All’inizio degli anni 2000 coordina l’attività internazionale dell’Amministrazione presso la Comunità Europea per la restituzione dei beni culturali illecitamente esportati. Profonda conoscitrice delle problematiche amministrative nonché dell’organizzazione e delle dinamiche del Ministero, approfondisce la conoscenza di numerosi settori e, in particolare, quello dell’economia della cultura dove pubblica “Investire in cultura”, una guida alle agevolazioni fiscali per le aziende.

Durante la sua attività lavorativa si è impegnata a consentire una maggiore accessibilità dei luoghi culturali alle persone diversamente abili, coinvolgendo il mondo del volontariato, del quale è una profonda conoscitrice, avendo anche pubblicato due libri sull’argomento, per l’ultimo dei quali è stata insignita del premio alla Cultura della Presidenza del Consiglio dei Ministri, nell’anno 1998. E’ dirigente generale dal 2004, dapprima di staff al Gabinetto e poi al Segretariato Generale con l’incarico di approfondire le tematiche di marketing e di promozione dell’immagine dei beni e delle attività culturali.

Un giudizio negativo sulla scelta del ministro Ornaghi è stata espressa dalla Segreteria nazionale della Uil Beni e Attività Culturali che riconosce di essere stata “la prima organizzazione sindacale che al momento della nomina di Mario Resca sollevò critiche molto dure per la scelta fatta dall’allora Ministro Bondi”.

Nel corso dei tre anni di gestione, però, la Uilbac ha avuto modo di cambiare idea avendo seguito passo passo il lavoro svolto da Resca a cui va riconosciuto il merito di aver girato tutti i musei, le aree archeologiche italiane (cosa che ad accezione dell’ex Segretario Generale Proietti non fa nessuno altro Direttore generale) confrontandosi con tutti a partire dai Soprintendenti , i tecnici sino ai custodi e gli operai per capire e conoscere un mondo, quello culturale che spesso è elitario e non accetta intrusioni dall’esterno.

“Questo – aggiunge il sindacato della Uil – ha consentito di vincere di produrre risultati importanti per la valorizzazione del patrimonio italiano .I dati sulla crescita dei visitatori e dei musei ne sono la dimostrazione non confutabile anche da parte dei più acerrimi nemici. A ciò si aggiunge lo straordinario lavoro fatto per realizzare e sviluppare una vera e importante politica culturale estera con Stati Uniti, Europa, Estremo Oriente, Sud America e Cina, tanto da meritarsi il riconoscimento del Presidente della Repubblica”.
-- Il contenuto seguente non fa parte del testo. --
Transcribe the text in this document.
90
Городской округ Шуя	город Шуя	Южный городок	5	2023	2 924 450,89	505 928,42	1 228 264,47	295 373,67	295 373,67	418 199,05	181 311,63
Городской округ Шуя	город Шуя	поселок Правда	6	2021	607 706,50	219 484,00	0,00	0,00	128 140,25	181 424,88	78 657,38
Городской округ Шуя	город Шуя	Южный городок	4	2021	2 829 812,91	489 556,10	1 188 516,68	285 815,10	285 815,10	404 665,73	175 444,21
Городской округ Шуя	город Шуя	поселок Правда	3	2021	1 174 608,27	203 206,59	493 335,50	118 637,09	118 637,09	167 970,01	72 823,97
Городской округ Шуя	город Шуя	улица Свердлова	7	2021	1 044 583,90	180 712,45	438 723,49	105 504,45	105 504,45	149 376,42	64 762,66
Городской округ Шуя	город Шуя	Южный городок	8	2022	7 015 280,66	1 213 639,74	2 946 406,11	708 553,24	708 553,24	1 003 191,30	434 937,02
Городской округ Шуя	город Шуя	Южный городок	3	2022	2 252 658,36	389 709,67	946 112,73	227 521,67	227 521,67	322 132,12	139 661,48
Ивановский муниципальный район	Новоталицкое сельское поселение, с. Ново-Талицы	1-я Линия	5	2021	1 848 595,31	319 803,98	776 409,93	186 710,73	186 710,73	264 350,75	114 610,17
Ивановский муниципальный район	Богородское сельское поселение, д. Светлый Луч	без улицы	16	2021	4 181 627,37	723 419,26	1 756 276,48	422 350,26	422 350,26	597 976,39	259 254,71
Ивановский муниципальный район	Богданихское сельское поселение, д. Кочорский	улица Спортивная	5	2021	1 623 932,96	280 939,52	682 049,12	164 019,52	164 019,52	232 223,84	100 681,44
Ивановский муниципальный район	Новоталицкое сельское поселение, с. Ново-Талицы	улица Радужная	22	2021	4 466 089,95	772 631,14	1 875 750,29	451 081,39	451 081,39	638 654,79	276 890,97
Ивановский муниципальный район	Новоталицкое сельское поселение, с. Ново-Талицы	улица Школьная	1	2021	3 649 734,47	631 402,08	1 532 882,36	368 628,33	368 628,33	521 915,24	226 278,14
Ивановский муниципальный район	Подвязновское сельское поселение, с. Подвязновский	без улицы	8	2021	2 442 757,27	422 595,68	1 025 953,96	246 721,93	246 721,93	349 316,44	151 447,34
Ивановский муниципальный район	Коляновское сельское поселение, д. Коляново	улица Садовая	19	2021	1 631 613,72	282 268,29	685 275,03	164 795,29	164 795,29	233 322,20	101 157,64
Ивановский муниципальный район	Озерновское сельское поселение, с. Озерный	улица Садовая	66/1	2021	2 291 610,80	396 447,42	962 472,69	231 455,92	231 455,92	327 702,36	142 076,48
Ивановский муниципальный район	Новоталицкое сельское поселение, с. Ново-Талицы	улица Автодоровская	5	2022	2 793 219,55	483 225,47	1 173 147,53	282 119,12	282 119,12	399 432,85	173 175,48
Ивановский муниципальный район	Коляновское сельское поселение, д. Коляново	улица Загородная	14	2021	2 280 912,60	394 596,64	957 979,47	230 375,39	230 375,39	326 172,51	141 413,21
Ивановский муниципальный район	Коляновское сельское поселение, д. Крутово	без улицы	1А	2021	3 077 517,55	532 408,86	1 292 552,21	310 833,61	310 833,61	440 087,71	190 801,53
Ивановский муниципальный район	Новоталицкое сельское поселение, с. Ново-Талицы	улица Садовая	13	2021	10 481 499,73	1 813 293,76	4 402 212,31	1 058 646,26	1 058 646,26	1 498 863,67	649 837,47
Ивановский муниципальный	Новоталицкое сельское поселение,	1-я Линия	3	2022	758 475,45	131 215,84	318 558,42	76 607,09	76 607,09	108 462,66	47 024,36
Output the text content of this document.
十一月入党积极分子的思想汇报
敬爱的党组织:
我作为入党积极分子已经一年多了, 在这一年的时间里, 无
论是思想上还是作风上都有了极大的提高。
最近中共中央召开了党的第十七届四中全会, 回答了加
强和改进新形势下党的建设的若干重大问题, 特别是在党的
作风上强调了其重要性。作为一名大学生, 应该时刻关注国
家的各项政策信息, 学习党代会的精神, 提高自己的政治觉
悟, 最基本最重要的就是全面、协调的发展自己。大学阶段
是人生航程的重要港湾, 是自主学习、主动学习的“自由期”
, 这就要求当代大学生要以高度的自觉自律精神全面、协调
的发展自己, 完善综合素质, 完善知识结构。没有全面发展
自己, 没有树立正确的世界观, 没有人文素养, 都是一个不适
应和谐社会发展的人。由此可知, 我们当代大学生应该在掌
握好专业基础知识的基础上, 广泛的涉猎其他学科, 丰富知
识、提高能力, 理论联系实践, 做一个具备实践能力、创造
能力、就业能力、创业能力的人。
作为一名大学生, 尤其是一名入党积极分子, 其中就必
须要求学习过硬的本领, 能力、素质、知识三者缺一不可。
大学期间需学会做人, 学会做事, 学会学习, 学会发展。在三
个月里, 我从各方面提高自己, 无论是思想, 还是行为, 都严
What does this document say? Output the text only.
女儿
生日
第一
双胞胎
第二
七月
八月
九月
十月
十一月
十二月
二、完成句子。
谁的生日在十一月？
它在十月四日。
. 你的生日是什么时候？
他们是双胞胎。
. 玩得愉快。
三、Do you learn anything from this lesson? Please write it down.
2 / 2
“Ci spiace dover rilevare invece quello che la Uilbac giudica un errore poiché la dott.ssa Anna Maria Buzzi, di cui riconosciamo le capacità, poteva essere utilizzata al meglio in un’altra Direzione generale, ad esempio quella della Biblioteche o degli Archivi, che ben conosce”. Pertanto non si comprende la nomina fatta per la Direzione generale alla valorizzazione, a meno che Ornaghi non pensi di chiuderla, accorpandola attraverso la riforma del Mibac ad un settore che raggruppi patrimonio, beni architettonici, paesaggio e arte contemporanea, ritornando ad una unica Direzione generale.